If a set has outputs, continuation of revenues does not, on its own, indicate that both an input and a substantive process have been acquired. When the set has outputs, the set will have both an input and a substantive process that together significantly contribute to the ability to create outputs when any of the following are present:
- Employees that form an organized workforce that has the necessary skills, knowledge, or experience to perform an acquired process.
- An acquired contract that provides access to an organized workforce that has the necessary skills, knowledge, or experience to perform an acquired process. An entity should assess the substance of an acquired contract and whether it has effectively acquired an organized workforce that performs a substantive process.

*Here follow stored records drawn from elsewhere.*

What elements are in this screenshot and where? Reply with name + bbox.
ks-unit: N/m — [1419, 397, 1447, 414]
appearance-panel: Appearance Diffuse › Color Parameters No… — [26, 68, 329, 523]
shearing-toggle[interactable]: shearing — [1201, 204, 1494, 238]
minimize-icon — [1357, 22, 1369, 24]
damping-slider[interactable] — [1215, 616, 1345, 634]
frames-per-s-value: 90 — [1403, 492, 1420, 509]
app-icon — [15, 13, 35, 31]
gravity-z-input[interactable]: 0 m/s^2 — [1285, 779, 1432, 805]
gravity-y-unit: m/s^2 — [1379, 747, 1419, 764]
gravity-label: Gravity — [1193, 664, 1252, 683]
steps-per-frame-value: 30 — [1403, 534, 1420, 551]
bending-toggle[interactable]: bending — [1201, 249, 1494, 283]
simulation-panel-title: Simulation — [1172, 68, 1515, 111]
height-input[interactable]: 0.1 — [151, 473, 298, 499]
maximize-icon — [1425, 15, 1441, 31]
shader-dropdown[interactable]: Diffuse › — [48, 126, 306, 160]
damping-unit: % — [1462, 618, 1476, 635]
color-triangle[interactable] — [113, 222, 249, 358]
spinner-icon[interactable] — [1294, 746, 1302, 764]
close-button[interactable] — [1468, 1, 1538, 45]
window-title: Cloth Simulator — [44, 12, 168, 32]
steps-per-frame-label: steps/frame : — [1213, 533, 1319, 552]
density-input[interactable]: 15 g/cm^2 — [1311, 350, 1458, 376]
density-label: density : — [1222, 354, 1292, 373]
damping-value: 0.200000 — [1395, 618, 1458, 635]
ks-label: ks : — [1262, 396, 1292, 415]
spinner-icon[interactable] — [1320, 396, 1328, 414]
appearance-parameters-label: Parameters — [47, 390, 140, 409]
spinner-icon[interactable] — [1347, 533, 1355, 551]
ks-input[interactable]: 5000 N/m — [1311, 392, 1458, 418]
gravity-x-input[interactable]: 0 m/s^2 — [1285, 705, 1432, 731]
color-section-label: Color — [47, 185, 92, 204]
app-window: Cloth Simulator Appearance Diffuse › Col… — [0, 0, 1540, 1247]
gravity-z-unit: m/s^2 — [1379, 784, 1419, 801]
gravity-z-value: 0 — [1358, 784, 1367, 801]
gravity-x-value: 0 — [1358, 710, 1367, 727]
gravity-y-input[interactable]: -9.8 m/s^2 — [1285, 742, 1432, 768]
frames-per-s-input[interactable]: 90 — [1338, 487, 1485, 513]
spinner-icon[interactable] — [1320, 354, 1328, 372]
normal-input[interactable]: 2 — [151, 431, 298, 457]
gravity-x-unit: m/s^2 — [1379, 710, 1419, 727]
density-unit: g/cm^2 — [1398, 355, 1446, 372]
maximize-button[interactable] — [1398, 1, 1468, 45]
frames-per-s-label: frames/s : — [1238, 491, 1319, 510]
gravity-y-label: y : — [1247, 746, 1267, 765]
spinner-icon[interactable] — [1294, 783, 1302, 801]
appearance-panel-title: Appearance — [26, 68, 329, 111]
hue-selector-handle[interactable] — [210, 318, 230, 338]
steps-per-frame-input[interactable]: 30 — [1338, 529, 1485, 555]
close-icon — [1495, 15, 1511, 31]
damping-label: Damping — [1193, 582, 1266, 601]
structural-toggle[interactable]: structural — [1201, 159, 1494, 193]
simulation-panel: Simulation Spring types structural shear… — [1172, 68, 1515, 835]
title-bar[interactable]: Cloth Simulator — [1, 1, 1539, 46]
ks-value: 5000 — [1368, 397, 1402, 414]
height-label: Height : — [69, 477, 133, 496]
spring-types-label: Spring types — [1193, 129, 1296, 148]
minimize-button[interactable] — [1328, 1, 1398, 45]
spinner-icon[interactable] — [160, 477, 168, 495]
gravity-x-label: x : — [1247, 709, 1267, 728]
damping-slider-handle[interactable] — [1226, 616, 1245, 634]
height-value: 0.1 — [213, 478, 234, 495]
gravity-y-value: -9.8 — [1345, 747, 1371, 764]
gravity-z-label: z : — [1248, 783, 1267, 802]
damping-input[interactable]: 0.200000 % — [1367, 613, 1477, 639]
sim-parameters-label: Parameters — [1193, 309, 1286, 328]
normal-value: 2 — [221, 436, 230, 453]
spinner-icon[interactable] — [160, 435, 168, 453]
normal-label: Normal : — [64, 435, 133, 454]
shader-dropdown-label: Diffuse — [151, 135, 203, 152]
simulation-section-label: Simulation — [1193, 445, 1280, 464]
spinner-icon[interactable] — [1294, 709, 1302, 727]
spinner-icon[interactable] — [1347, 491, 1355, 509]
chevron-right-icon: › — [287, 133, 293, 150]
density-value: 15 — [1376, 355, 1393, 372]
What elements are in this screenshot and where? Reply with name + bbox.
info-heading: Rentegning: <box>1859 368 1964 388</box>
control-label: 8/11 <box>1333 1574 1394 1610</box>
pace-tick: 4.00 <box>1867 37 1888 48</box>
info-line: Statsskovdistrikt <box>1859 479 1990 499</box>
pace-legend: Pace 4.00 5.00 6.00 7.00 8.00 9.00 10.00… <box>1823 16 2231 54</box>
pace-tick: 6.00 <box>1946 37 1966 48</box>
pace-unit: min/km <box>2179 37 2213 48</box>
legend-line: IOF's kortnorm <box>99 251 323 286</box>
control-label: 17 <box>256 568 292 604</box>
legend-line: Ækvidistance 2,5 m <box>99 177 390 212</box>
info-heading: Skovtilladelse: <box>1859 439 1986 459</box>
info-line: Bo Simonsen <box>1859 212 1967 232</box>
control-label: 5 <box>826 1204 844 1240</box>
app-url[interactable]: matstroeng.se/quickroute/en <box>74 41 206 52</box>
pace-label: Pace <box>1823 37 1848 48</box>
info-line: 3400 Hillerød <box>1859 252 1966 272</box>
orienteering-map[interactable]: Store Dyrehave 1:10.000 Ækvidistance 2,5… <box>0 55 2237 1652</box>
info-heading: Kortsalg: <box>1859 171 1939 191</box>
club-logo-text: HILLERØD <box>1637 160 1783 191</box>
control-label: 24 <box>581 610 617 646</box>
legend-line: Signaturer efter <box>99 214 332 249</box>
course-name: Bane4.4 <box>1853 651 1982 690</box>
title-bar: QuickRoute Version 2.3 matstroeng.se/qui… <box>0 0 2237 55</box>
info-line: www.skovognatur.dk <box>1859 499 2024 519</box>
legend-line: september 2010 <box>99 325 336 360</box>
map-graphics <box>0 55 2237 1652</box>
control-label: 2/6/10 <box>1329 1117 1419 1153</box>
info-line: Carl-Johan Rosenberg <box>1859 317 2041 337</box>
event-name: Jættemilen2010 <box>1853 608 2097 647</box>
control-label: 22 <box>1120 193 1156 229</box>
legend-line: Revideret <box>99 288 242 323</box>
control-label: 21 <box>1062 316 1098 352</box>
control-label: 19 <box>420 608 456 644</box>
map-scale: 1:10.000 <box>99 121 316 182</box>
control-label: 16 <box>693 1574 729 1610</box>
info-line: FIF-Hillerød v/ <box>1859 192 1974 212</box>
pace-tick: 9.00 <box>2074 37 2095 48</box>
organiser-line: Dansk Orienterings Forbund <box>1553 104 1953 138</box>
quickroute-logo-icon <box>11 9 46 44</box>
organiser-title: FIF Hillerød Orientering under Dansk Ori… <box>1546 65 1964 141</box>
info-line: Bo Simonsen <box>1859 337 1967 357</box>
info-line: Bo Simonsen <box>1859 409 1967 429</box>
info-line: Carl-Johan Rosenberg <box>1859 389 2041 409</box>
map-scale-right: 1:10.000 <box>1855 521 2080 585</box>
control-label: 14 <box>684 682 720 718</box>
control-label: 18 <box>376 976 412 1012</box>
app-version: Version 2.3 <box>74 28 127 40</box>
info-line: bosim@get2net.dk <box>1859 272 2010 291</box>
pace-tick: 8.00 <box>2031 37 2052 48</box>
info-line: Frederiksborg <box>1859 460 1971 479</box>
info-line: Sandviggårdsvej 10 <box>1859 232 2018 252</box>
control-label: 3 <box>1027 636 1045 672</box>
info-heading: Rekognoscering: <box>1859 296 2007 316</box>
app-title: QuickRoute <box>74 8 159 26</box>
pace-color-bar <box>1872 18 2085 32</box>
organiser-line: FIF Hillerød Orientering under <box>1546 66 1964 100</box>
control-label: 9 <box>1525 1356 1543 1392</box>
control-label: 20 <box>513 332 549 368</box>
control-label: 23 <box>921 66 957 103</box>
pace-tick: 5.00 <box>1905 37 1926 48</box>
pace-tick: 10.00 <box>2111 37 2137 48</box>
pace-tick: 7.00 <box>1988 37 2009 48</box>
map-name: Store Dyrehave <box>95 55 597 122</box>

- The acquired process(es) significantly contributes to the ability to continue producing outputs and cannot be replaced without significant cost, effort, or delay in the ability to continue producing outputs.
- The acquired process(es) significantly contributes to the ability to continue producing outputs and is considered unique or scarce.
Many common transactions that have historically been considered business combinations will now be accounted for as asset acquisitions due to the introduction of the screen. In particular, the real estate, pharmaceutical, biotechnology and financial industries may be significantly impacted, as illustrated in the multiple examples included in new paragraphs 805- 10-55-51 through 55-96.
Although the ASU revises the definition of a business, the recognition and measurement guidance for business combinations and asset acquisitions remains the same. Consequently, the accounting treatment for transaction costs, contingent consideration, and several other items will continue to differ based on whether an acquired set constitutes a business or not. In this context, the FASB is planning to consider whether accounting differences for acquisitions (or disposals) of a business and assets can be aligned in a future-standard setting project.
Effective Date and Transition
The amendments are effective prospectively for public business entities for annual periods beginning after December 15, 2017, including interim periods within those periods. The amendments are effective prospectively for all other entities for annual periods beginning after December 15, 2018, and interim periods within annual periods beginning December 15, 2019. Early adoption is permitted as follows:
- For transactions for which the acquisition date occurs before the issuance date or effective date of the amendments, only when the transaction has not been reported in financial statements that have been issued or made available for issuance.
- For transactions in which a subsidiary is deconsolidated or a group of assets is derecognized that occur before the issuance date or effective date of amendments, only when the transaction has not been reported in financial statements that have been issued or made available for issuance.